Julie Hughes, présidente de l'Association de l'industrie de la mode des États-Unis (USFIA), déclare que la plupart des entreprises s'attendaient à ce que l'administration utilise les droits de douane de l'article 301 liés au travail forcé pour maintenir les droits de 10 % ou 12,5 % après l'expiration des droits de douane temporaires de l'article 122. Le vrai problème, dit-elle, est l'effet combiné des droits de douane sur le Brésil, le Canada et ceux attendus liés à la surcapacité structurelle. Ces droits visent les pays que les États-Unis estiment maintenir une capacité de fabrication supérieure à ce que la demande du marché soutient, souvent par le biais de subventions ou d'autres politiques soutenues par le gouvernement. L'inquiétude est que cette production supplémentaire puisse inonder les marchés d'exportation à des prix artificiellement bas, nuisant aux industries américaines. « L'assaut de nouveaux droits de douane accroît la difficulté pour les entreprises de planifier leurs activités », déclare Hughes.

Les droits de douane de l'article 301 peuvent-ils tenir ?

L'article 301 est un outil commercial plus familier et peut-être plus éprouvé que certaines des autorités que l'administration a utilisées auparavant. Il permet aux États-Unis de répondre à des actions, politiques ou pratiques étrangères considérées comme déraisonnables, discriminatoires ou pesantes pour le commerce américain. Mais des avocats spécialisés en commerce disent que l'action sur le travail forcé pourrait encore faire face à des contestations juridiques, car les recours de l'article 301 sont généralement censés être liés à des constatations et des préjudices spécifiques.

L'administration Trump pourrait être sur un terrain plus solide avec l'article 301 qu'avec l'IEEPA, car l'article 301 est un outil tarifaire établi avec un processus d'examen formel, y compris un avis public des droits proposés et une possibilité de soumettre des commentaires et des réfutations, déclare Angela Santos, associée chez Arentfox Schiff. Néanmoins, elle voit une vulnérabilité potentielle dans l'ampleur et la rapidité des enquêtes sur le travail forcé. En vertu de l'article 301, l'USTR est tenu de faire des constatations propres à chaque économie et de calibrer le recours en fonction du fardeau ou de la restriction que l'économie impose au commerce américain, dit Santos. Cela pourrait devenir une vulnérabilité pour les droits de douane sur le travail forcé ; l'administration a mené un examen simultané sur 60 économies et imposé des taux de droits globalement similaires, soulevant des questions sur le degré d'individualisation de l'analyse.

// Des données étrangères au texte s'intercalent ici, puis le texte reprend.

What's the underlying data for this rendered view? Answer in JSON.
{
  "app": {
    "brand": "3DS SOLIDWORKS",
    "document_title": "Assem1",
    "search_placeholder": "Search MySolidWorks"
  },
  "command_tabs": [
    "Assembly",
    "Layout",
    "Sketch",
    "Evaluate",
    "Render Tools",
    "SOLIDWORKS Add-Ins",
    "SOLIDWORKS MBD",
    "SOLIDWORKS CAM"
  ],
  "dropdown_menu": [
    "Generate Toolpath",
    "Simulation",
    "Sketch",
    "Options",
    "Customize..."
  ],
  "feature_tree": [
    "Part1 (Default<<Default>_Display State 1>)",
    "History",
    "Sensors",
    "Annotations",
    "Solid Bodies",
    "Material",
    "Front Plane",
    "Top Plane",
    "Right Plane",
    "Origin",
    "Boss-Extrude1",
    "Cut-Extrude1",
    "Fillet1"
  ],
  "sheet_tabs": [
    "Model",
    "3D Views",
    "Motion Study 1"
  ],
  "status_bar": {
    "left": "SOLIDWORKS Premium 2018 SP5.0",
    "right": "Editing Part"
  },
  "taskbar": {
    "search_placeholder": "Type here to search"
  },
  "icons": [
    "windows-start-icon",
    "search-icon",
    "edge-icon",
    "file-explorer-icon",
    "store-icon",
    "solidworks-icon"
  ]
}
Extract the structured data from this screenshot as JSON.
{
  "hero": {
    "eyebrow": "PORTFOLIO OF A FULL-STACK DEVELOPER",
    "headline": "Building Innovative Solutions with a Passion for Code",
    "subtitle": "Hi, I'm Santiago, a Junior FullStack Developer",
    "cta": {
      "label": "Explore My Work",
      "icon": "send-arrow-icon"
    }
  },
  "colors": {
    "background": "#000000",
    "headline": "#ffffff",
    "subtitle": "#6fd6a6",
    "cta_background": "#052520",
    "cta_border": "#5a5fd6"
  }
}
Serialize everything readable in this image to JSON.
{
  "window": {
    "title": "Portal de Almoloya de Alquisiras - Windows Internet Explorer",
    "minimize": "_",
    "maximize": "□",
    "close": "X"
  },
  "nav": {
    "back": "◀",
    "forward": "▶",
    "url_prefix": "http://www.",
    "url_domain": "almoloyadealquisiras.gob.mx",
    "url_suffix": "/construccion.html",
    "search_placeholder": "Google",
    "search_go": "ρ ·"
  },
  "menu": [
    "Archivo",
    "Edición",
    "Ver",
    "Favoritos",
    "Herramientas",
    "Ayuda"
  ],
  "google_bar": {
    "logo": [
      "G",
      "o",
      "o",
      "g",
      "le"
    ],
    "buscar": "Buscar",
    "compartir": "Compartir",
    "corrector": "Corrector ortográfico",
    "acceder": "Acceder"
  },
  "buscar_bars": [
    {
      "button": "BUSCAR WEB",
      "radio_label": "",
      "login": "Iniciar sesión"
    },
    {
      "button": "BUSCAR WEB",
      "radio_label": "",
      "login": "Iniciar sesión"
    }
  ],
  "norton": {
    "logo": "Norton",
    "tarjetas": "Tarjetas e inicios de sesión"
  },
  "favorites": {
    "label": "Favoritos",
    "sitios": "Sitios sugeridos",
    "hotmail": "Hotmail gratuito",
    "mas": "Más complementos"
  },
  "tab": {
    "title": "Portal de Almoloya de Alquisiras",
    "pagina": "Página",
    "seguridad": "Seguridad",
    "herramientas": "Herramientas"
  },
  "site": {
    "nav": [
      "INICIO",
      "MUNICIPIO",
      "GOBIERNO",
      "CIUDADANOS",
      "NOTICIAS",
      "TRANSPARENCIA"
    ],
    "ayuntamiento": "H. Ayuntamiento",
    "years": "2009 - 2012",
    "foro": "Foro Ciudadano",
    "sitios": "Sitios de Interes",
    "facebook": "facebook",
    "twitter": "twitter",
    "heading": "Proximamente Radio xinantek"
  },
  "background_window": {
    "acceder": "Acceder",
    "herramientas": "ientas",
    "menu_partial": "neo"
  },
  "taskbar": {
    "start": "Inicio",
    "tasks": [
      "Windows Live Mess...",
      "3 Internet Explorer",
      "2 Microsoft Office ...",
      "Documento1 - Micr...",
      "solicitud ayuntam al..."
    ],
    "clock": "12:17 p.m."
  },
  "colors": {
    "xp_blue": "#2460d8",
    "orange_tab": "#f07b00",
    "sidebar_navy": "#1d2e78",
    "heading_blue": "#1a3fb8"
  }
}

Cela importe parce que les importateurs n'attendent pas que les tribunaux tranchent la question. Santos dit que les entreprises ne devraient pas supposer que les nouveaux droits de douane disparaîtront simplement, simplement parce que deux poursuites, y compris une action collective, ont été déposées auprès de la Cour du commerce international pour contester les nouveaux droits. « Même si les droits de douane de l'article 301 sont invalidés, un autre régime tarifaire le remplacera », dit-elle. « Les entreprises ne devraient pas agir comme s'il était garanti que l'article 301 sera invalidé. »

Comment planifier

De nombreuses entreprises gèrent les nouveaux droits en adoptant une approche prudente de la planification. Certaines utilisent 10 % ou 12,5 % comme base de référence, tandis que d'autres modélisent encore autour des droits de niveau IEEPA, car elles supposent que l'administration continuera d'essayer de recréer ce cadre. Les entreprises cherchent également des remboursements là où ils sont disponibles, examinent les classifications tarifaires, conservent des dossiers, ajustent la gamme de produits et explorent des outils d'atténuation juridiques tels que la première vente.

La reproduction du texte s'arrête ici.